With a three-week grand tour being decided by seconds and a time trial coming down to the millisecond, Jumbo-Visma isn’t leaving anything to chance.
Jumbo-Visma has already been working with the Netherlands-based brand for 18 months, with AGU supplying all the team’s cycling and casual clothing. They are also partnering in a project with the ambition of “developing the fastest sprint suit and developing the fastest time trial suit.”
The team suggests that their leading clothing technology played a key role in Jumbo-Visma’s team time trial victory, and Mike Teunissen’s opening stage sprint win at the 2019 Tour de France. And this year, they’re going to be going even faster, as AGU has recently launched a new iteration of its suits, each tailor-made, tested and adapted for every rider in the squad.
“This is a very intensive process, which already results in no less than 3.7 percent less drag and up to 1.3 percent time savings compared to the initial situation,” said Bert Blocken, professor at Eindhoven University of Technology following testing in a wind tunnel.
The extended commitment to AGU, which will last through at least 2023, marks another example of Jumbo-Visma upping the ante in the battle for supremacy with Team Ineos at the head of the stage racing scene.
Jumbo-Visma will be challenging Team Ineos at this year’s Tour with its three leaders Dumoulin, Roglič, and Steven Kruijswijk. With Dumoulin and Roglič both noted time trialists in their own right, team manager Richard Plugge is confident he’s leaving no stone unturned in taking the challenge to his British rivals both this year and in seasons to come.

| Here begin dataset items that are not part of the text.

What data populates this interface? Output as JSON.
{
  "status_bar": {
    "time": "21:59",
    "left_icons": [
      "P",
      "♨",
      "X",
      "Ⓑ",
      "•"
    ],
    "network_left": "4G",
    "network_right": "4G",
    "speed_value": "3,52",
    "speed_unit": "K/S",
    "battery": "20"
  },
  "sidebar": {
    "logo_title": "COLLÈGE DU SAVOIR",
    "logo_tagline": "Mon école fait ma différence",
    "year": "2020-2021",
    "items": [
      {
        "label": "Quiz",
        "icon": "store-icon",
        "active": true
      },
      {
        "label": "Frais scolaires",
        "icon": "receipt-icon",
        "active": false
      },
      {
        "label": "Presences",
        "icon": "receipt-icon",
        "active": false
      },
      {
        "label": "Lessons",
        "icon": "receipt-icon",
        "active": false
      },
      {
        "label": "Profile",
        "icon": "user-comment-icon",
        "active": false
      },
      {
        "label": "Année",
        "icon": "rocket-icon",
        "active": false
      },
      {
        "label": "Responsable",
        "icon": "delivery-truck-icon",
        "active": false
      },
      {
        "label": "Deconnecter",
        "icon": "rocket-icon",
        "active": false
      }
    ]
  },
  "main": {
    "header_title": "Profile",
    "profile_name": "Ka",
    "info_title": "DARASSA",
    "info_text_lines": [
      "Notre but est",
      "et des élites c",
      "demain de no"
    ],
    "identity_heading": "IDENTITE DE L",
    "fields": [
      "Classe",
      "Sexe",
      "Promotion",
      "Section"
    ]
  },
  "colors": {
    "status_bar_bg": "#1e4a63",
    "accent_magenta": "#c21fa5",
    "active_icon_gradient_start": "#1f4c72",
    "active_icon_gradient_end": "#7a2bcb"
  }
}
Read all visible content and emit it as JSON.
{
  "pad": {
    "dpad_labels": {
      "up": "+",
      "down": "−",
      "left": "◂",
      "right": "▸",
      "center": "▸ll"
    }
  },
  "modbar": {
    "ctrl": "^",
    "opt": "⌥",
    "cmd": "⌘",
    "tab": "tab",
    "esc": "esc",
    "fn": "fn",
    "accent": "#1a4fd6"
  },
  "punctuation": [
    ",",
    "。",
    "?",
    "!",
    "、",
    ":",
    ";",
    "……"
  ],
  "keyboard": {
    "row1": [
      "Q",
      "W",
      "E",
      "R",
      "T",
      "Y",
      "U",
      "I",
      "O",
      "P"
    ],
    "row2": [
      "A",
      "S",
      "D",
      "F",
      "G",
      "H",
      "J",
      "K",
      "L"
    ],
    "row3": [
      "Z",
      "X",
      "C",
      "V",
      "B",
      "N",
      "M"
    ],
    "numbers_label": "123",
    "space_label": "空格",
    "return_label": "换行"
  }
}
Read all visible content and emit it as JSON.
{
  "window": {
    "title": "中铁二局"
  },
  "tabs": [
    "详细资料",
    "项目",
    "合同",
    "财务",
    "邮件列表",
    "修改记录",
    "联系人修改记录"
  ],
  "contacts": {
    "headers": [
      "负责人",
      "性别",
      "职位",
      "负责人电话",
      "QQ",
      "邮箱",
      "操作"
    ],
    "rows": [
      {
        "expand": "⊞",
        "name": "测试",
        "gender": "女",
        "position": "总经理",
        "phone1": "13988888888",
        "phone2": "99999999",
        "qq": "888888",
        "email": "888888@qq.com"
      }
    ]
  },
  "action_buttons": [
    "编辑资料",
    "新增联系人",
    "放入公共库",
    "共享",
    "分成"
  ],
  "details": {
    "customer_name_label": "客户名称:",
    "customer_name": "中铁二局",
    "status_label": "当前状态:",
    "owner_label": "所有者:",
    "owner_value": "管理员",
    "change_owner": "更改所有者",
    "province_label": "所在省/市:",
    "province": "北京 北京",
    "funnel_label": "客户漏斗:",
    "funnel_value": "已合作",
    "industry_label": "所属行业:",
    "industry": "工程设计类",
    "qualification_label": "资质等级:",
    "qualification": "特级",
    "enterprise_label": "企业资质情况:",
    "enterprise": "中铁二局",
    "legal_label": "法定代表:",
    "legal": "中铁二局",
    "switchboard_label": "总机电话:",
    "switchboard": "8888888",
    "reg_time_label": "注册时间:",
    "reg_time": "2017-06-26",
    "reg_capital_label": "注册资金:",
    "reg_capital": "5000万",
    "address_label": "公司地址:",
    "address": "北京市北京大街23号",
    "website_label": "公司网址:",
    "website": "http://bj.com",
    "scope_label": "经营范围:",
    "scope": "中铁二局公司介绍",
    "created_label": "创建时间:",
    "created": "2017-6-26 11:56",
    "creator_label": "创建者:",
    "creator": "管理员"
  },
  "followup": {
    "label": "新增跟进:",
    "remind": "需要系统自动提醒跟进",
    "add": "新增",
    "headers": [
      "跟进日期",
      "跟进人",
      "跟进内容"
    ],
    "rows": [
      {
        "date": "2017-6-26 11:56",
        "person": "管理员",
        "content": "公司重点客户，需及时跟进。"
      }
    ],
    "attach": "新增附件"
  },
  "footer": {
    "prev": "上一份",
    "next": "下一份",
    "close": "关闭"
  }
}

“For riders like Tom Dumoulin every millisecond counts,” Plugge said. “Time saving is extremely important and can be found in the smallest details. AGU has put its shoulder to the wheel with us and taken us to the next level. In addition, with this partnership, AGU shows that it not only supports the professional team, but also the development team and the future plans of the team for 100 percent.”
Skinsuits have been at the forefront of teams’ quests for “marginal gains” throughout the past decade, with rider clothing and helmets slated to offer the largest potential savings in drag of all the equipment used in a time trial.
Team Sky [now Ineos] has hit the headlines for its use of innovative skin suits in the past, first in 2014 when a super-light mesh suit left Chris Froome with a swathe of sunburn. In 2017, the squad introduced a new dimpled suit that some claimed violated UCI rulings. More recently, socks became another area of attention for their potential aerodynamic savings – to the extent that the UCI introduced regulations around acceptable sock height.